Speed Up Java Startup on Kubernetes with CRaC
In this article, you will learn how to leverage CRaC to reduce Java startup time and configure it for the app running on Kubernetes. The OpenJDK Coordinated Restore at Checkpoint (CRaC) project was introduced by Azul in 2020. As you probably know, Azul is an organization famous for the OpenJDK distribution called Azul Zulu. Azul shipped an OpenJDK 17 distribution with built-in support for CRaC. Its aim is to drastically reduce the startup time and time to peak performance of Java apps. Micronaut and Quarkus frameworks already support CRaC, while Spring Framework announced to provide support in November 2023.
What’s the idea behind CRaC? In fact, it is a pretty simple concept. CRaC takes a memory snapshot at the app runtime and then restores it in later executions. It is based on the Linux feature called Checkpoint/Restore In Userspace (CRIU). Unfortunately, there is no CRIU equivalent for Windows or Mac, so currently you can use CRaC just on Linux. In our case, it is not a problem, since we are going to build a container from Azul Zulu OpenJDK image and then run it on Kubernetes. However, before we do it, let’s analyze the steps required to achieve a checkpoint/restore mechanism with CRaC.
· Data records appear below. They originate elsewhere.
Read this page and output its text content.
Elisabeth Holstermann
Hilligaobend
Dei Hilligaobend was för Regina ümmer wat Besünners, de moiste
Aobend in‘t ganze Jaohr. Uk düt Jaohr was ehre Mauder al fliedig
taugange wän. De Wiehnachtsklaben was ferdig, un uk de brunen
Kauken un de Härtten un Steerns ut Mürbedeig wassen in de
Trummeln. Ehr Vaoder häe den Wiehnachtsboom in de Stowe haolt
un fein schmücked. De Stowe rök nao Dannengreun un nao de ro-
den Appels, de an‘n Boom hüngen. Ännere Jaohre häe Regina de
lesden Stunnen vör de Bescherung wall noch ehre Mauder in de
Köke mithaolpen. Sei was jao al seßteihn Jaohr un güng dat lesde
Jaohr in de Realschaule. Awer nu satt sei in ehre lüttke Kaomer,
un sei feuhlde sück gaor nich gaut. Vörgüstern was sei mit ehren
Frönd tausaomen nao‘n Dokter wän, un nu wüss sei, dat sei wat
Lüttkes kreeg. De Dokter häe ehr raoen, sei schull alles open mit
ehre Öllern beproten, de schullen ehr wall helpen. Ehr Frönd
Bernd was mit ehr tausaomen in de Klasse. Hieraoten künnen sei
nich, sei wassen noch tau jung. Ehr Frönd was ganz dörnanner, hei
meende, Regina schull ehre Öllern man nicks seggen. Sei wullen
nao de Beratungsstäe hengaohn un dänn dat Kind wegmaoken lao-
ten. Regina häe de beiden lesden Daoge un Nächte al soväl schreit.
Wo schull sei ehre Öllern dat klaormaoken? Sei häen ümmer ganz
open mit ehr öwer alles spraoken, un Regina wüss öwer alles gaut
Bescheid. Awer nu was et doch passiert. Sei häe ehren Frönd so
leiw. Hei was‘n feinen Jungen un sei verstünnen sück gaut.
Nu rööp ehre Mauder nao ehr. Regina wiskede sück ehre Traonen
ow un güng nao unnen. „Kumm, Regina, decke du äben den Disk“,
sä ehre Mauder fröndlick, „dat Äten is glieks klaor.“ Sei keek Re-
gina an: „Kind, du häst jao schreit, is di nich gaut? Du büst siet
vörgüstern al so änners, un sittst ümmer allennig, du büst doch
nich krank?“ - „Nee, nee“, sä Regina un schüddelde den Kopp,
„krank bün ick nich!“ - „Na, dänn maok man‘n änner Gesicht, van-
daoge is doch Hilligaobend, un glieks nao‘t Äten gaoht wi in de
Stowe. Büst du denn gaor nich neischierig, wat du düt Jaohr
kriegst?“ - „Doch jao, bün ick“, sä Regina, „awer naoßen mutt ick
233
Some time ago I published an article Which JDK to Choose on Kubernetes. I compared all the most popular JDK implementations. There were no significant differences between them in my tests on Kubernetes. So, the features like CRaC can make a difference for Java on Kubernetes.
How It Works
For the purpose of that part of our exercise, let’s assume we have already installed Azul Zulu OpenJDK, we have Linux and an app supporting CRaC (for me the second point doesn’t work since I have macOS :)). The first step is to run our app with the -XX:CRaCCheckpointTo
parameter. It enables CRaC and indicates the location of the snapshot:
$ java -XX:CRaCCheckpointTo=/crac-files -jar target/sample-app.jar
Once our app is running, we can run the following command in another terminal:
$ jcmd target/sample-app.jar JDK.checkpoint
The jcmd
command triggers app checkpoint creation. After a while, our snapshot is ready. We can go to the /crac-files
directory and see a list of the files. The directory structure won’t tell us much, but there is a file called dump4.log
containing the logs from the operation. If the command finishes successfully, we can go to the next step. In order to restore our image and run the app from its saved state, we need to run the following command:
$ java -XX:CRaCRestoreFrom=/crac-files
Your app should start much faster than before. The difference is significant. Instead of seconds, you may have several milliseconds required for startup.
Source Code
If you would like to try it by yourself, you may always take a look at my source code. In order to do that you need to clone my GitHub repository. The sample app Spring Boot for the current exercise is available inside the callme-service
directory. You can go to that directory and then just follow my instructions 🙂
Enable CRaC for Spring Boot
As I mentioned before, Spring Boot currently won’t support CRaC. It will probably change in November, but for now, let’s see what it means. If we run the standard Spring Boot app and then execute the jcmd
command for creating a checkpoint you will see something similar to the following result:
jdk.crac.impl.CheckpointOpenSocketException: tcp6 localAddr :: localPort 8080 remoteAddr :: remotePort 0
at java.base/jdk.crac.Core.translateJVMExceptions(Core.java:80)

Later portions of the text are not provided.